In my experience, woodworking is all about finding an excuse to build something. Liz's cousin was getting married. We thought the couple, an extremely sweet pair of coffee-loving organic farmers, would especially appreciate a hand made gift. A coffee grinder seemed appropriate. I ordered some wood and we got designing. Here's what we came up with. The main body contains a ceramic burr grinder core I bought online and accepts beans in the top. It nests into a square box-shaped base that collects the grounds.
I'd never ordered wood online before but it worked well. The biggest difference is selection. I was able to buy us boards that were already cut to the 3/8" thickness we designed around without having to pay for custom milling. We started by cutting the pieces of the body. It has the shape of a truncated pyramid with a 9° half-angle, with miter joint edges.
The best way we found to cut these pieces was on the chop saw. This tool allowed us to simply set the angles we wanted without thinking too much. It was just shy of being able to make the cut we needed, leaving a tiny bridge of wood we needed to remove by hand.
We were quickly able to glue up the body. We tried a tip I saw online: lining the inner-corners-to-be with masking tape. The idea is that this would prevent glue residue from hiding in these corners, since removal of that glue is always tricky. The problem is that it left us with tiny pieces of blue tape in the corners instead. These pieces were not particularly easy to remove and were particularly easy to see. Maybe we needed to be a little more careful about the tape alignment.
Next we worked on the base. It is a simple square shape, again with miter joints all around. We were able to cut this very easily with a stop set on the table saw sled.
It was a little tricky to glue up. Liz was unphased.
The next part was a bit of an adventure. We needed a block to accept the grinder core and nest inside the body. It required a bore of almost 2" and a thickness of about 1.25". I bought us an adjustable circle cutter bit for the drill press to drill the hole, and we used a spare piece of 8/4 red oak.
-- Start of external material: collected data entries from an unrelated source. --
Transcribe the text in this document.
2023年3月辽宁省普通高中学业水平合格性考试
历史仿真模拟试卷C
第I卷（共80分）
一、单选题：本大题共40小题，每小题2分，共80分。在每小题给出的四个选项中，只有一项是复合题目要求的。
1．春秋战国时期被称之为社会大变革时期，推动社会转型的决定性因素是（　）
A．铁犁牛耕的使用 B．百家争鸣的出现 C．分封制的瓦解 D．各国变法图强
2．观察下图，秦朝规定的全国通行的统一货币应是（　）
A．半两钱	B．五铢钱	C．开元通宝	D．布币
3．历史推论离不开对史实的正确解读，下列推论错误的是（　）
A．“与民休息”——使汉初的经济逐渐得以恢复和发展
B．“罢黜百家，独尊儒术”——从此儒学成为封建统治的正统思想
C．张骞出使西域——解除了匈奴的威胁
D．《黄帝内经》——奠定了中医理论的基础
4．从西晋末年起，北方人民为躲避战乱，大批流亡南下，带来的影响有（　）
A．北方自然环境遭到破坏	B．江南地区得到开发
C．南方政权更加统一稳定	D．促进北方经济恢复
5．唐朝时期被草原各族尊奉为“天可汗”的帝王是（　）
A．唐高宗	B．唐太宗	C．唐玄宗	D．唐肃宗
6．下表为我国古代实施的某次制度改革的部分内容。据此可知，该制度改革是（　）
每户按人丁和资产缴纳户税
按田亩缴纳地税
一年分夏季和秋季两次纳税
Cutting the hole was at the very edge of our limits. The cutter could barely reach, even attacking the wood from both faces. Oak is hard. On even the highest torque setting, the motor kept stalling. The drill press, circle cutter, and Liz were all unhappy. I was, as usual, extremely brave and also cool. Eventually we got the hole cut.
We used a router to chamfer the top edge of the hole and reduce the thickness near the hole to 1.25". I also chiseled out flats for the grinder core's clips to sit. You can see the chamfer and flats below. We also had to cut the wall angle into the edges.
We reinforced all these miter joints with oak splines. This was pretty easy on the table saw sled. For the body, we tilted the blade to that 9° angle so that the splines would be parallel to the top and bottom edges of the grinder.
After fitting the core block in place, we drilled holes for pins and glued them in place.
We planed and sanded it smooth.
Last was finishing. Since this was for food, we just wiped it down with walnut oil sold for cooking.
We kept wiping it down with more oil every day for about a week. I read a rule of thumb about oil finish on kitchen pieces.
Once a day for a week, once a week for a month, then once a month forever.
Yeah, that's gonna happen for sure. The coffee bean oil will keep it safe.
We were very pleased with how it came out. Also, this was my first woodworking project with Liz. It was nice!
At press time, we have not tested the coffee grinder. I hope it works.